Has this face been climbed? We saw no evidence of prior passage. In most places it would have been climbed long ago, but it's so hard to reach in the right season that we might have gotten lucky.

The grade of this one may not be all that high, but it adds up to a tough and highly rewarding day. Three stars for continuously interesting climbing, moderately hard but well-protected cruxes, and an incredibly beautiful setting.

A look at the photo will show other potential lines, given better conditions. A cold snap in early May might be very good. Maybe ski in from the west, camp, climb a route, and descend via Fair Glacier? Or maybe a cold spell after a late October or early November storm.

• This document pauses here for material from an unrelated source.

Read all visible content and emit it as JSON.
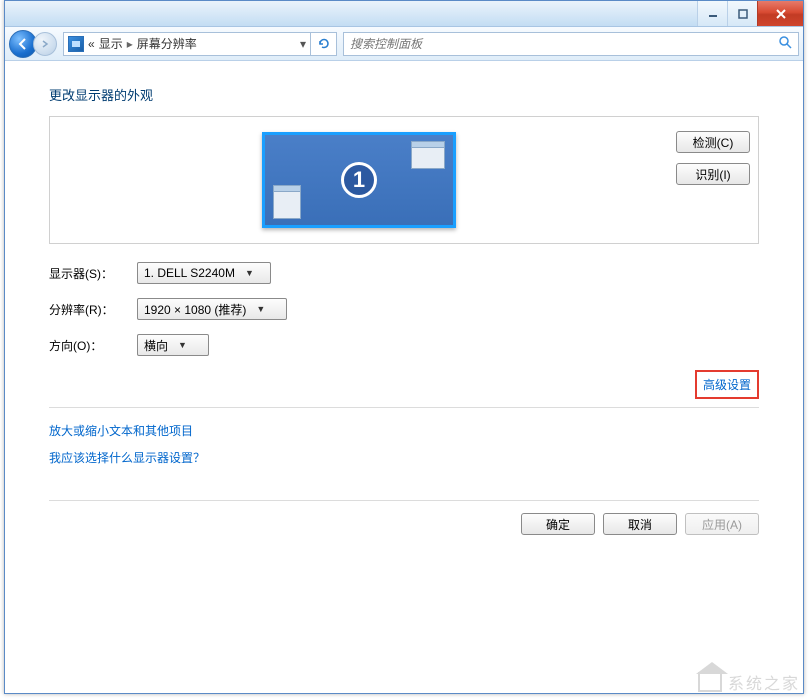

When this route is in season, it's very hard to reach. We approached from the east. From the gate on the Brainard Lake Road, we biked to the Long Lake trailhead, then walked to Isabelle Glacier. We climbed one of the Southwest Couloirs on Shoshoni to reach the plateau west of Shoshoni, at about 12,800'. From there, we headed northwest to a steep couloir and descended about 2,000 vertical feet to a camp at Triangle Lake, just east of Lone Eagle Peak (about 10,800 feet). The route starts about half a mile away.


Single set of nuts and cams, four pitons, two ice screws, many slings and quickdraws. We used it all.